The funding means she will be able to appoint a research assistant to help on her new projects.

Her research will investigate whether all wholegrain foods have the same benefits for health, given many modern wholegrain foods on the supermarket shelves are highly processed. This follows on from her PhD research that looked at prevention of diabetes with high fibre diets.

“By having a better understanding of this, we hope it will help our food producers to manufacture healthier foods in New Zealand and help dietitians to advise patients on the best types of wholegrains to choose.”

Sugar will also continue to be a focus in her Rutherford programme, as she will investigate improved methods for measuring and monitoring population sugar intakes, which is important for evaluating whether sugar reduction strategies and policies are working.

Dr Te Morenga says her biggest research motivation is to achieve Māori health equity. “Māori have a higher prevalence of obesity, heart disease and diabetes than Pākehā New Zealanders.
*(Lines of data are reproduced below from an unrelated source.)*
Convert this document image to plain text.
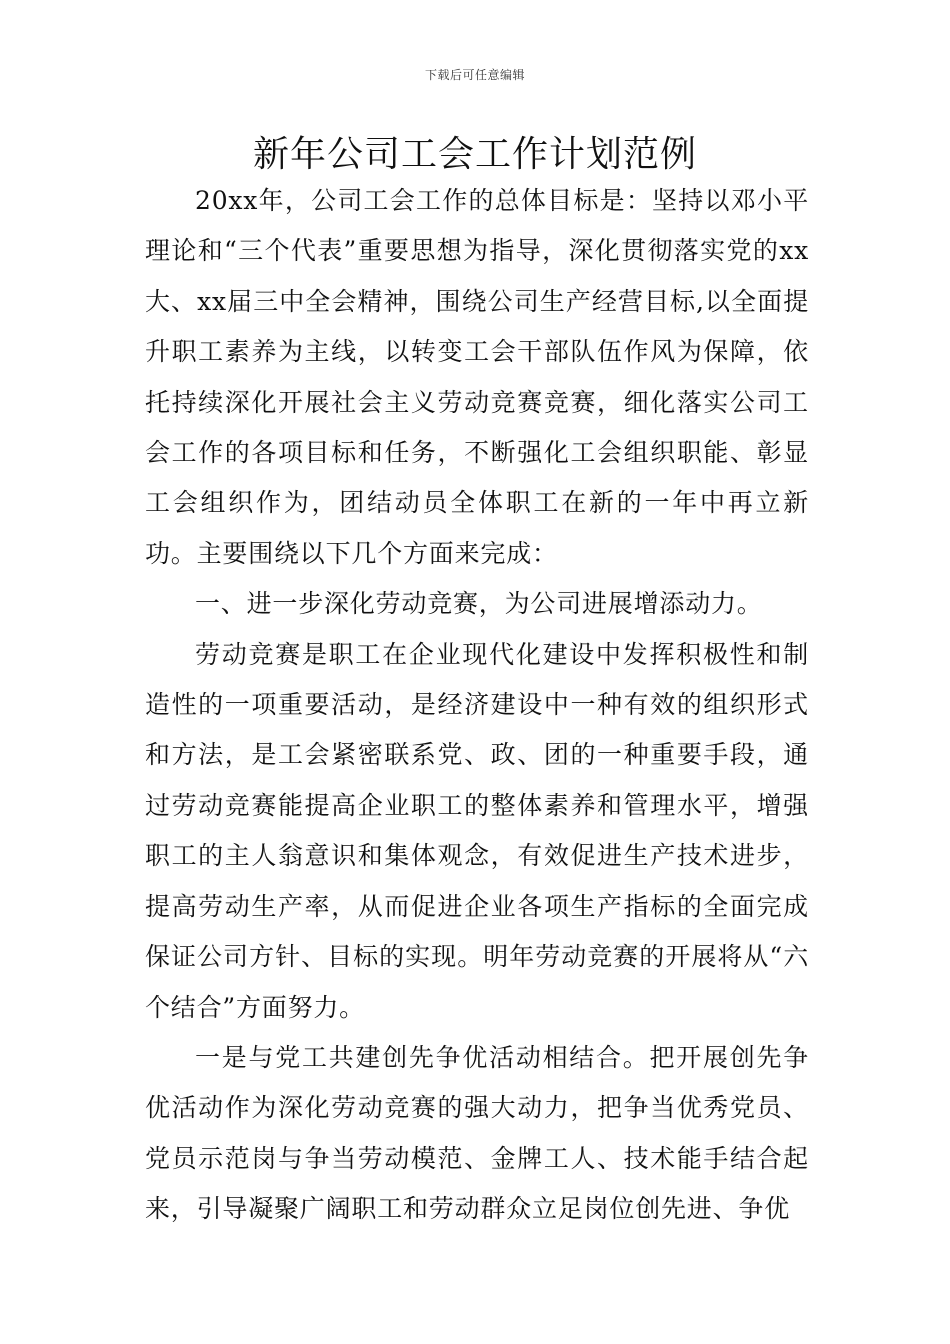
下载后可任意编辑
新年公司工会工作计划范例

20xx年，公司工会工作的总体目标是：坚持以邓小平理论和“三个代表”重要思想为指导，深化贯彻落实党的xx大、xx届三中全会精神，围绕公司生产经营目标,以全面提升职工素养为主线，以转变工会干部队伍作风为保障，依托持续深化开展社会主义劳动竞赛竞赛，细化落实公司工会工作的各项目标和任务，不断强化工会组织职能、彰显工会组织作为，团结动员全体职工在新的一年中再立新功。主要围绕以下几个方面来完成：

一、进一步深化劳动竞赛，为公司进展增添动力。

劳动竞赛是职工在企业现代化建设中发挥积极性和制造性的一项重要活动，是经济建设中一种有效的组织形式和方法，是工会紧密联系党、政、团的一种重要手段，通过劳动竞赛能提高企业职工的整体素养和管理水平，增强职工的主人翁意识和集体观念，有效促进生产技术进步，提高劳动生产率，从而促进企业各项生产指标的全面完成保证公司方针、目标的实现。明年劳动竞赛的开展将从“六个结合”方面努力。

一是与党工共建创先争优活动相结合。把开展创先争优活动作为深化劳动竞赛的强大动力，把争当优秀党员、党员示范岗与争当劳动模范、金牌工人、技术能手结合起来，引导凝聚广阔职工和劳动群众立足岗位创先进、争优
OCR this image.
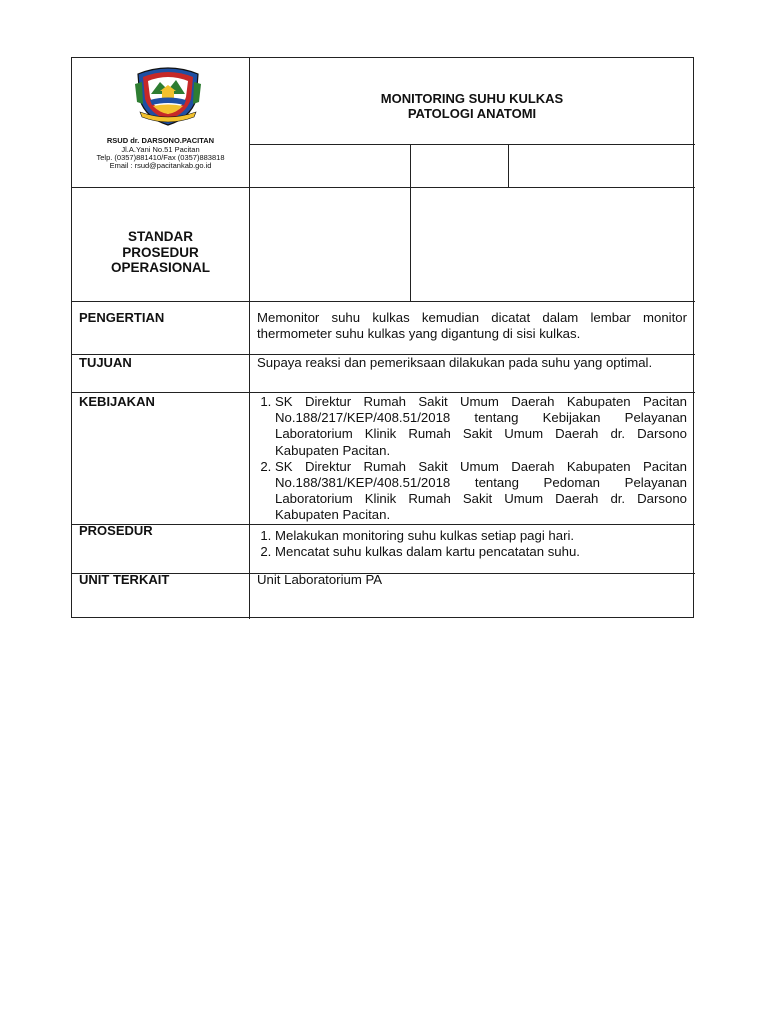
RSUD dr. DARSONO.PACITAN
Jl.A.Yani No.51 Pacitan
Telp. (0357)881410/Fax (0357)883818
Email : rsud@pacitankab.go.id
MONITORING SUHU KULKAS
PATOLOGI ANATOMI
STANDAR
PROSEDUR
OPERASIONAL
PENGERTIAN	Memonitor suhu kulkas kemudian dicatat dalam lembar monitor thermometer suhu kulkas yang digantung di sisi kulkas.
TUJUAN	Supaya reaksi dan pemeriksaan dilakukan pada suhu yang optimal.
KEBIJAKAN	1. SK Direktur Rumah Sakit Umum Daerah Kabupaten Pacitan No.188/217/KEP/408.51/2018 tentang Kebijakan Pelayanan Laboratorium Klinik Rumah Sakit Umum Daerah dr. Darsono Kabupaten Pacitan.
2. SK Direktur Rumah Sakit Umum Daerah Kabupaten Pacitan No.188/381/KEP/408.51/2018 tentang Pedoman Pelayanan Laboratorium Klinik Rumah Sakit Umum Daerah dr. Darsono Kabupaten Pacitan.
PROSEDUR	1. Melakukan monitoring suhu kulkas setiap pagi hari.
2. Mencatat suhu kulkas dalam kartu pencatatan suhu.
UNIT TERKAIT	Unit Laboratorium PA
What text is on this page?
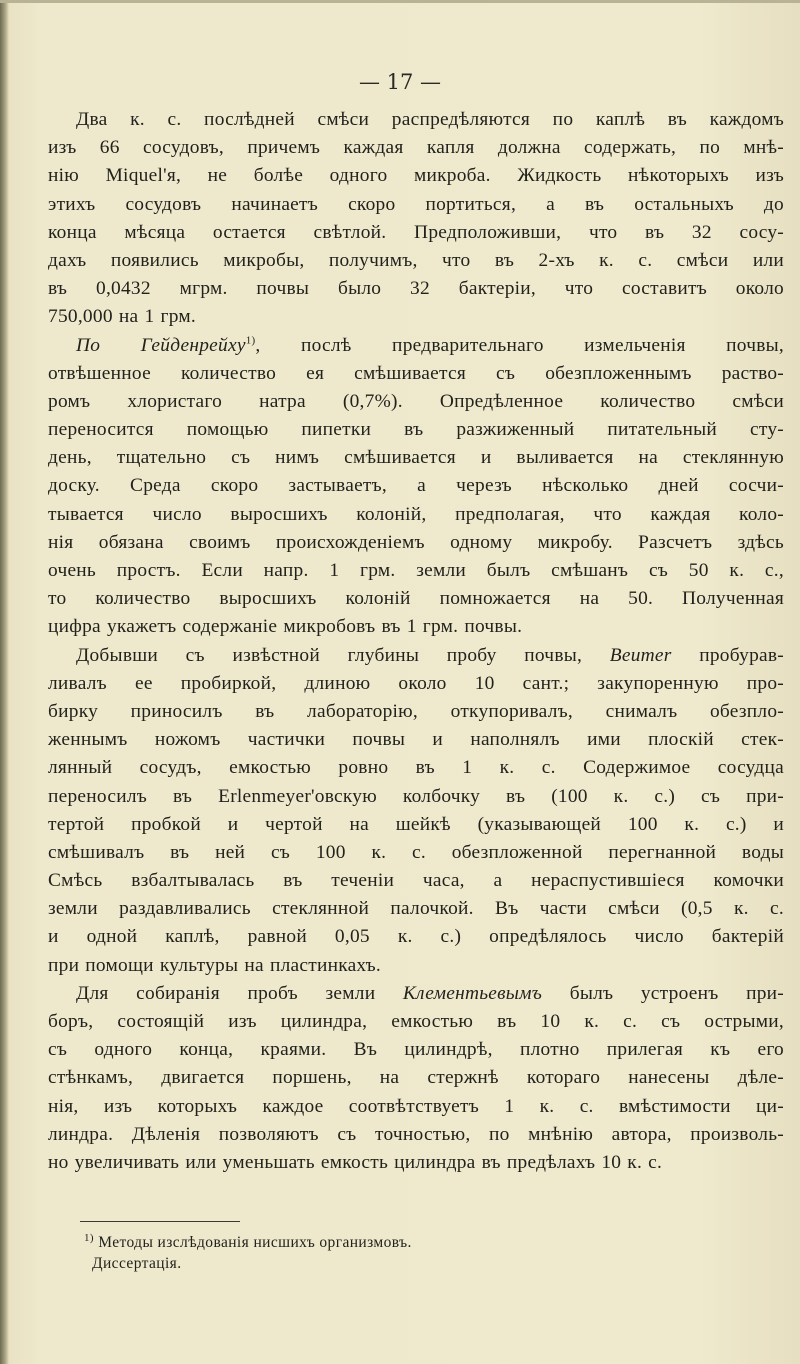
— 17 —
Два к. с. послѣдней смѣси распредѣляются по каплѣ въ каждомъ
изъ 66 сосудовъ, причемъ каждая капля должна содержать, по мнѣ-
нію Міquel'я, не болѣе одного микроба. Жидкость нѣкоторыхъ изъ
этихъ сосудовъ начинаетъ скоро портиться, а въ остальныхъ до
конца мѣсяца остается свѣтлой. Предположивши, что въ 32 сосу-
дахъ появились микробы, получимъ, что въ 2-хъ к. с. смѣси или
въ 0,0432 мгрм. почвы было 32 бактеріи, что составитъ около
750,000 на 1 грм.
По Гейденрейху$^{1)}$, послѣ предварительнаго измельченія почвы,
отвѣшенное количество ея смѣшивается съ обезпложеннымъ раство-
ромъ хлористаго натра (0,7%). Опредѣленное количество смѣси
переносится помощью пипетки въ разжиженный питательный сту-
день, тщательно съ нимъ смѣшивается и выливается на стеклянную
доску. Среда скоро застываетъ, а черезъ нѣсколько дней сосчи-
тывается число выросшихъ колоній, предполагая, что каждая коло-
нія обязана своимъ происхожденіемъ одному микробу. Разсчетъ здѣсь
очень простъ. Если напр. 1 грм. земли былъ смѣшанъ съ 50 к. с.,
то количество выросшихъ колоній помножается на 50. Полученная
цифра укажетъ содержаніе микробовъ въ 1 грм. почвы.
Добывши съ извѣстной глубины пробу почвы, Beumer пробурав-
ливалъ ее пробиркой, длиною около 10 сант.; закупоренную про-
бирку приносилъ въ лабораторію, откупоривалъ, снималъ обезпло-
женнымъ ножомъ частички почвы и наполнялъ ими плоскій стек-
лянный сосудъ, емкостью ровно въ 1 к. с. Содержимое сосудца
переносилъ въ Erlenmeyer'овскую колбочку въ (100 к. с.) съ при-
тертой пробкой и чертой на шейкѣ (указывающей 100 к. с.) и
смѣшивалъ въ ней съ 100 к. с. обезпложенной перегнанной воды
Смѣсь взбалтывалась въ теченіи часа, а нераспустившіеся комочки
земли раздавливались стеклянной палочкой. Въ части смѣси (0,5 к. с.
и одной каплѣ, равной 0,05 к. с.) опредѣлялось число бактерій
при помощи культуры на пластинкахъ.
Для собиранія пробъ земли Клементьевымъ былъ устроенъ при-
боръ, состоящій изъ цилиндра, емкостью въ 10 к. с. съ острыми,
съ одного конца, краями. Въ цилиндрѣ, плотно прилегая къ его
стѣнкамъ, двигается поршень, на стержнѣ котораго нанесены дѣле-
нія, изъ которыхъ каждое соотвѣтствуетъ 1 к. с. вмѣстимости ци-
линдра. Дѣленія позволяютъ съ точностью, по мнѣнію автора, произволь-
но увеличивать или уменьшать емкость цилиндра въ предѣлахъ 10 к. с.
$^{1)}$ Методы изслѣдованія нисшихъ организмовъ.
Диссертація.
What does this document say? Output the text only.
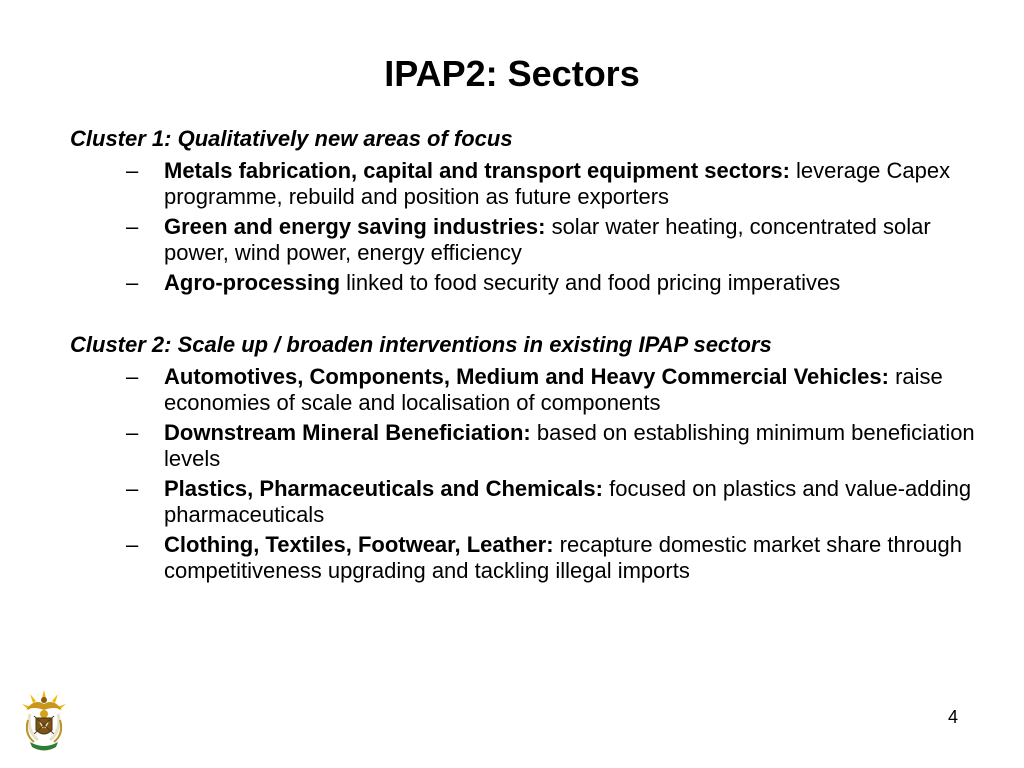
IPAP2: Sectors
Cluster 1: Qualitatively new areas of focus
– Metals fabrication, capital and transport equipment sectors: leverage Capex programme, rebuild and position as future exporters
– Green and energy saving industries: solar water heating, concentrated solar power, wind power, energy efficiency
– Agro-processing linked to food security and food pricing imperatives
Cluster 2: Scale up / broaden interventions in existing IPAP sectors
– Automotives, Components, Medium and Heavy Commercial Vehicles: raise economies of scale and localisation of components
– Downstream Mineral Beneficiation: based on establishing minimum beneficiation levels
– Plastics, Pharmaceuticals and Chemicals: focused on plastics and value-adding pharmaceuticals
– Clothing, Textiles, Footwear, Leather: recapture domestic market share through competitiveness upgrading and tackling illegal imports
4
There is a tendency to put the blame for this on poor lifestyle choices but social and economic drivers mean that making healthy choices can be really difficult. To reduce these inequities, we need to look beyond what individuals are doing and look at how we can alter the environments in which people live, work and play to support healthier eating. We need high quality evidence to support good nutrition policy and to encourage food manufacturers to produce healthier foods, and we need to listen to our Māori communities to hear what they think will help,” she says.

“I find great inspiration working with fellow Māori researchers and community organisations where the number one priority is supporting the health and wellbeing of whānau. It’s important to me that my research contributes to this mahi.”